I think a good way to describe it is that PCI-DSS just removes one potential data point out of multiple that are used in a triangulation effort. Loss of any one data point doesn't necessarily ruin the triangulation effort.

Some of the data will also work for a cash system. And it's not just Google or other apps on their phones that people have to worry about now. (Not a popular opinion, but Google is generally a lot better than others at data protection because it doesn't often sell the data on; it works as an interface to the data and if it sold the data outright their other services would be less useful. So it has incentive to protect a lot of what it collects that other companies do not.)

Some surveillance systems recoup costs by selling off data about license plate and other sightings to companies like TransUnion who will aggregate the results and sell them on.[1].

The ability to narrow the focus is a bit lower, as it can't tie you to a specific store unless it has a dedicated parking lot (which is fairly rare and not easily predictable).

But if you look at what else is possible when all surveillance is up for sale, it's a bit scary how easy de-anonymization can potentially be.

Take the same sources of data to what's already actively sold and resold to/by TransUnion, and add Facebook/Google tech for identifying people instead of numbers seen on vehicle plates. Anyone who walks by a camera, which are ubiquitous in any marketplace, and who has photographs of themselves and whose identity has been tied to that image by one system, could have their location detected and further sold on to whoever wants it.

This doesn't even need to be a voluntary release of the data like tagging photos on Facebook, or actively collected by other people volunteering it by tagging you.

As an example, take something innocent like a trip to the grocery store. Even if they are not selling their parking lot surveillance to TransUnion for license plate tracking, they could potentially be selling or aggregating other data for the same purpose. The self-checkout line camera which they might show you very pointedly to discourage dishonesty isn't limited to their self-checkouts. But the footage of you in that location is a great training source for a recognition algorithm.

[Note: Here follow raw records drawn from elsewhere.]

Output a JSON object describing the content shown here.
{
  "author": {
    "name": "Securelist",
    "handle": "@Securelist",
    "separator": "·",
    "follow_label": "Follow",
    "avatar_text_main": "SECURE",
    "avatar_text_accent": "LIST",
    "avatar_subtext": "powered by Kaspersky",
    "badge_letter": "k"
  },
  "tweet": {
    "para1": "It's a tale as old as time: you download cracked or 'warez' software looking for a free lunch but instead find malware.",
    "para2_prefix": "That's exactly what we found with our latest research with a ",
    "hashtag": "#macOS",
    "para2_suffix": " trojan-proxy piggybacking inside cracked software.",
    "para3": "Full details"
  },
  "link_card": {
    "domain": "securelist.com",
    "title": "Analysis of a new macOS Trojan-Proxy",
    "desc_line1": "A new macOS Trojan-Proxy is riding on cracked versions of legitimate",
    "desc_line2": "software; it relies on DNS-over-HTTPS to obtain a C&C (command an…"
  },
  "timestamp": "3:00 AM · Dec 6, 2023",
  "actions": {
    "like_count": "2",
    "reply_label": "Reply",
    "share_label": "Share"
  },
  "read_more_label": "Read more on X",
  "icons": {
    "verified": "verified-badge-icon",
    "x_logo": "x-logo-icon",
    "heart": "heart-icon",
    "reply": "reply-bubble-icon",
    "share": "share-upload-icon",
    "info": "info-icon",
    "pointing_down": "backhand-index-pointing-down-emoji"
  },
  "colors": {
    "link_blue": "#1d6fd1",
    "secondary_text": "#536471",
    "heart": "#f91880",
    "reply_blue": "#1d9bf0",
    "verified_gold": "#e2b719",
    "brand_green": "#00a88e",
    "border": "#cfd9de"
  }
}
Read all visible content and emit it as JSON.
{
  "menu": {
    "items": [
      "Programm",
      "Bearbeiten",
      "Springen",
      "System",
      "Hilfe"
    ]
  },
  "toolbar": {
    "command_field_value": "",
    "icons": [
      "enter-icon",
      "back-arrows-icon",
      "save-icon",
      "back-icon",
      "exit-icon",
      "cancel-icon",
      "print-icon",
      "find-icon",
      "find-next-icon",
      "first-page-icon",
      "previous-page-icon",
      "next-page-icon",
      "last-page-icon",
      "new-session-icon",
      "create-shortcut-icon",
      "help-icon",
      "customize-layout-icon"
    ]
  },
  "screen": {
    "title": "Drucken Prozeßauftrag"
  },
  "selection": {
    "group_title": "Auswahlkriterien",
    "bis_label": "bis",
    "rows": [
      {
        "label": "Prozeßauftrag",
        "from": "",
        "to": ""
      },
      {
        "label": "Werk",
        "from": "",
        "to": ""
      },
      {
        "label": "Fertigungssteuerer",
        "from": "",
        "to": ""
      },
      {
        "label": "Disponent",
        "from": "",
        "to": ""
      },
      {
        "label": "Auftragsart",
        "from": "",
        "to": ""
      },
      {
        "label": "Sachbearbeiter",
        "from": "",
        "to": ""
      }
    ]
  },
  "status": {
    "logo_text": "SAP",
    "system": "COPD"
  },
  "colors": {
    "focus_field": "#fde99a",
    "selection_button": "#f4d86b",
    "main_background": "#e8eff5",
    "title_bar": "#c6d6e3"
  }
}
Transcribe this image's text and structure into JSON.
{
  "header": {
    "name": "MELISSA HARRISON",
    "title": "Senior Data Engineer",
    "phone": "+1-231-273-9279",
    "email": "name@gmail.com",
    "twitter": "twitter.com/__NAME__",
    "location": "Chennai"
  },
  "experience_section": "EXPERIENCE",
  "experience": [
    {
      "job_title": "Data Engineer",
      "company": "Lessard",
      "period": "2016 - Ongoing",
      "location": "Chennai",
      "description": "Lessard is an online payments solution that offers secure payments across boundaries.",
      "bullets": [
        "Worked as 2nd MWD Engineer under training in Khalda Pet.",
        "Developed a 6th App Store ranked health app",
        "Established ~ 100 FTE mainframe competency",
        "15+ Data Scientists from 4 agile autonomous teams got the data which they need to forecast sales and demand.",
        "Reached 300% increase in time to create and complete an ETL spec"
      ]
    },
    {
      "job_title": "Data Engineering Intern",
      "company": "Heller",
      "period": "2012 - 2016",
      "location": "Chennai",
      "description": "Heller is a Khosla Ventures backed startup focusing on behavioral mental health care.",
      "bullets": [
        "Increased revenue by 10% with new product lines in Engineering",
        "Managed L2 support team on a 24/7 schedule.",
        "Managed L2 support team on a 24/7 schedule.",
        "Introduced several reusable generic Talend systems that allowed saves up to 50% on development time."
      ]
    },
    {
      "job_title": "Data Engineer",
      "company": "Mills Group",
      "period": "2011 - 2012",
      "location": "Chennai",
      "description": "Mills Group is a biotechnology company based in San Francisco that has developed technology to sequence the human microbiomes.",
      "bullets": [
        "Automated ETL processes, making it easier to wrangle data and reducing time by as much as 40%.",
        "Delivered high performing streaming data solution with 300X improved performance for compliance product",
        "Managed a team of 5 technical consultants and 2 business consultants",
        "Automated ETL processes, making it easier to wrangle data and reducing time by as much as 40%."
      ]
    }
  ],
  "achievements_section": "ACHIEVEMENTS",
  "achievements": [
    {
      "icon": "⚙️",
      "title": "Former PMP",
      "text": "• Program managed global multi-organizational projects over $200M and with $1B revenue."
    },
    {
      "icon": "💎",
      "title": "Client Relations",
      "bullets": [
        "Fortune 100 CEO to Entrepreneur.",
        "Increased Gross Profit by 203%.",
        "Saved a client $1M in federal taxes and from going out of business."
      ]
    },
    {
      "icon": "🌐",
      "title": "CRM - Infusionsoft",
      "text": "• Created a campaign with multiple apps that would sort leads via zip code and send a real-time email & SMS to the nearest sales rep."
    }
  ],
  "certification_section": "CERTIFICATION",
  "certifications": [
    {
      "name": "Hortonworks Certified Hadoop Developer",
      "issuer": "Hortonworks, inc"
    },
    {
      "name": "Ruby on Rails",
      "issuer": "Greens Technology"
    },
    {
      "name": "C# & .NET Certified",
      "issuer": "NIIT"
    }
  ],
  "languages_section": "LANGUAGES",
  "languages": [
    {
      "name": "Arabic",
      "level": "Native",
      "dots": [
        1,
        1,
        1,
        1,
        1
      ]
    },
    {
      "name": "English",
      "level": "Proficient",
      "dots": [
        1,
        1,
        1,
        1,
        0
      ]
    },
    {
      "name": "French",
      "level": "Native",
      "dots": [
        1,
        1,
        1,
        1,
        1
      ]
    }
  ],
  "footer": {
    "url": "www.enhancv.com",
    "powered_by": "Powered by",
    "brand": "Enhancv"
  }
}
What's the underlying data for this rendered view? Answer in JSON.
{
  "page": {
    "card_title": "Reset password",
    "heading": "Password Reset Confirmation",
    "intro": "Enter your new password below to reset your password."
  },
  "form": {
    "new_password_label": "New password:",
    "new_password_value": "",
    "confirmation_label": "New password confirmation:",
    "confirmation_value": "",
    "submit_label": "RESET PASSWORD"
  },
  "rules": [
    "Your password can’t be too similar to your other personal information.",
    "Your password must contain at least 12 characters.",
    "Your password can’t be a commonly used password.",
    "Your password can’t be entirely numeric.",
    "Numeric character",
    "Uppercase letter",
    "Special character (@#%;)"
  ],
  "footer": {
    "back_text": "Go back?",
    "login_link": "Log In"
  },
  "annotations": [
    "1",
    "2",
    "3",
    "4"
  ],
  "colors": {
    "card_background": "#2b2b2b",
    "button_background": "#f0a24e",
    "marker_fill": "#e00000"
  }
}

And right beside it is a register machine to tell the company your name, either from the credit card transaction or some other way. They might have your name on a reward/discount card that they insist you use to get discounts (or to put it another way, to avoid paying extra to opt-out, since these items are hard to identify as a promotion -- they are promoted the same as regular price, often have no competitor, and non-promotional pricing is obscured). Either of these can correlate the video/imagery to the transaction and a person's identity.

It wouldn't take a lot to build an image recognition profile.. just repeat the process a few times and it will probably be good for years even if it isn't reinforced with new data. Collecting information used for stuff like this becomes dead simple without significant data protection laws.

The recent Forbes article is a great example of how current systems like TransUnion's TLO unfortunately have seriously low barriers to use that have enabled things like identity theft [2]. More sophisticated uses are equally possible, highly probable, and likely much less detectable, such as politicians tracking behavior of political rivals and their operatives, or actors working on behalf of foreign governments to track politicians and military figures.

[1] https://www.tlo.com/vehicle-sightings

[2] https://www.forbes.com/sites/thomasbrewster/2018/10/12/how-a...

- Google has Android data who was where

- Google buys transactions data, only timestamps when payment was made

- ???

- Profit

If you're correct, then the even more correct version is "the data is not up for sale yet."